3. These truths of God and immortality were most probably handed down through the line of patriarchs of the race of Seth, but were, at all events, known to Noah, and were by him communicated to his immediate descendants.
4. In consequence of this communication, the true worship of God continued, for some time after the subsidence of the deluge, to be cultivated by the Noachidae, the Noachites, or the descendants of Noah.
5. At a subsequent period (no matter when, but the biblical record places it at the attempted building of the tower of Babel), there was a secession of a large number of the human race from the Noachites.
6. These seceders rapidly lost sight of the divine truths which had been communicated to them from their common ancestor, and fell into the most grievous theological errors, corrupting the purity of the worship and the orthodoxy of the religious faith which they had primarily received.
7. These truths were preserved in their integrity by but a very few in the patriarchal line, while still fewer were enabled to retain only dim and glimmering portions of the true light.

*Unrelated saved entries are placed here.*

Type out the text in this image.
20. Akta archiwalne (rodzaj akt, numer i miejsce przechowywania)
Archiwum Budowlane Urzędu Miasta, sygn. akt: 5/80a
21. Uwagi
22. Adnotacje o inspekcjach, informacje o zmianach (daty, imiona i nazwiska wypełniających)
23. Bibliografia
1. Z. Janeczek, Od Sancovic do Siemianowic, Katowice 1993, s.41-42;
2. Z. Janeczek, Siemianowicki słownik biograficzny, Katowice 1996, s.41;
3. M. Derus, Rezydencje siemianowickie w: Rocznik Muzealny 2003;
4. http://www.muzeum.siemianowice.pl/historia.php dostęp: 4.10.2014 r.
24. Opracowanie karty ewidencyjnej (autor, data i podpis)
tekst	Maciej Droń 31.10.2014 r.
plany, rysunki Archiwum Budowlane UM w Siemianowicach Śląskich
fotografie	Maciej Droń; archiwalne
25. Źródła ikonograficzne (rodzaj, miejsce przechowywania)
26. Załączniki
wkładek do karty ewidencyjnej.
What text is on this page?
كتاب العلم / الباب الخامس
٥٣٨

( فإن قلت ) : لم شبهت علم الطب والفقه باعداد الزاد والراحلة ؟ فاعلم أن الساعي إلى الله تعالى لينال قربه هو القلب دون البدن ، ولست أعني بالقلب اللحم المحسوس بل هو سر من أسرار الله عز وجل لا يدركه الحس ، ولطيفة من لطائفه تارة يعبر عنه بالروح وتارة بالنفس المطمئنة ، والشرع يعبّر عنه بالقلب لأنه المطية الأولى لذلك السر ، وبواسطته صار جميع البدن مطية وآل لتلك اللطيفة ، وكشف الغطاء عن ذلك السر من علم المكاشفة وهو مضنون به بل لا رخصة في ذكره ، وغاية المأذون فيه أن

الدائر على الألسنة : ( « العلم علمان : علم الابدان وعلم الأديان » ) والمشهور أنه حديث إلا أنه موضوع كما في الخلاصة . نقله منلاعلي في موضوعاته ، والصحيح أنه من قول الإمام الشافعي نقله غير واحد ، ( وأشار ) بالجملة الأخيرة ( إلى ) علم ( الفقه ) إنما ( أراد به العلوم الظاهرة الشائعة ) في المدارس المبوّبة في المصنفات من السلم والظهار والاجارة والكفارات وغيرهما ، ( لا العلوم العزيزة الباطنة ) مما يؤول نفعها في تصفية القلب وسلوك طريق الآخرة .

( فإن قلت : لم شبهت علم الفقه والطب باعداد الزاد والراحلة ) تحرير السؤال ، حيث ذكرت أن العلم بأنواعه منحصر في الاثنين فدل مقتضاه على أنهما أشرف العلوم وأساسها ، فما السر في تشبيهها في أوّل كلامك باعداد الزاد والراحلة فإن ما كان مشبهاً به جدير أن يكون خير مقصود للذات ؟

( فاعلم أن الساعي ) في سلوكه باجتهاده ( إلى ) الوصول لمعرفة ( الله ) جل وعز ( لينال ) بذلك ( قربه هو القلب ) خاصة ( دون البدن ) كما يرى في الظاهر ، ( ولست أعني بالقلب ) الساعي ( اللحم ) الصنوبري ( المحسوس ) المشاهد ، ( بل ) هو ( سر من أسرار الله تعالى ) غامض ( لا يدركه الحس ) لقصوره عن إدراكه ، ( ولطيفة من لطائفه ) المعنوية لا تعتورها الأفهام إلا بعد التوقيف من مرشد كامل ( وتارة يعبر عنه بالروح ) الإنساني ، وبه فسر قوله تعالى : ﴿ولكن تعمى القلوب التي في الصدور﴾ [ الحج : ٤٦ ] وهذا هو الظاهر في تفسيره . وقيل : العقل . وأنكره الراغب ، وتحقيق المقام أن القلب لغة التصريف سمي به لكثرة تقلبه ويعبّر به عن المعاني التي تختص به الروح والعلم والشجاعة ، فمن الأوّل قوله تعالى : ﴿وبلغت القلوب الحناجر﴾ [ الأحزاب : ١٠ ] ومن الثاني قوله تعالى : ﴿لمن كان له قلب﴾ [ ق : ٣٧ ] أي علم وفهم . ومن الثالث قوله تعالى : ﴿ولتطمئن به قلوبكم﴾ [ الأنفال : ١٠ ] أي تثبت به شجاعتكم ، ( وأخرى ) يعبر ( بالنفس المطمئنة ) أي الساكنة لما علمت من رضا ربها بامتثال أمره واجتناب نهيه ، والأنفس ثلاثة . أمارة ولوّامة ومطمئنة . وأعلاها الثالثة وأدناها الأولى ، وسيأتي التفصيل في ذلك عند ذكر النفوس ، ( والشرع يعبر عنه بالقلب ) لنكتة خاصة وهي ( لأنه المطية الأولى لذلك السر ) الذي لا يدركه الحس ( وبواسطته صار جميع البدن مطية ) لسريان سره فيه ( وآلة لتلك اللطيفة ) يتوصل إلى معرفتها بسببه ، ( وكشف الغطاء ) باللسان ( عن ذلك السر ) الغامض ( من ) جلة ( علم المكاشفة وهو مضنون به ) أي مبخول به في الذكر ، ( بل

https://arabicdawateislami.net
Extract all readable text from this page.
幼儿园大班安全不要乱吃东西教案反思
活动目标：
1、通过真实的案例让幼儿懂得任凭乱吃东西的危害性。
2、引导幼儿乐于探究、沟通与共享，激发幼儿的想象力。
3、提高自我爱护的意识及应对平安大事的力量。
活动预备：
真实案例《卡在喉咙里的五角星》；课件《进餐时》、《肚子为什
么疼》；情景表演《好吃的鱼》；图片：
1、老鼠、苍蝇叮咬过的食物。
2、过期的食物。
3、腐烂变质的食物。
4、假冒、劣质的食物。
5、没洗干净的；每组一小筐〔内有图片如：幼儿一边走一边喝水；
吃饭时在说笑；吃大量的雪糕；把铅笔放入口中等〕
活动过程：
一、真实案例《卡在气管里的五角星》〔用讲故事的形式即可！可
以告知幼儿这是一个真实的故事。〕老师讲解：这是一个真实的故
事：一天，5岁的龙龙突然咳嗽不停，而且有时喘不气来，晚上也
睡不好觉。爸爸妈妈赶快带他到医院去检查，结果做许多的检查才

8. The first class was confined to the direct descendants of Noah, and the second was to be found among the priests and philosophers, and, perhaps, still later, among the poets of the heathen nations, and among those whom they initiated into the secrets of these truths. Of the prevalence of these religious truths among the patriarchal descendants of Noah, we have ample evidence in the sacred records. As to their existence among a body of learned heathens, we have the testimony of many intelligent writers who have devoted their energies to this subject. Thus the learned Grote, in his “History of Greece,” says, “The allegorical interpretation of the myths has been, by several learned investigators, especially by Creuzer, connected with the hypothesis of an ancient and highly instructed body of priests, having their origin either in Egypt or in the East, and communicating to the rude and barbarous Greeks religious, physical, and historical knowledge, under the veil of symbols.” What is here said only of the Greeks is equally applicable to every other intellectual nation of antiquity.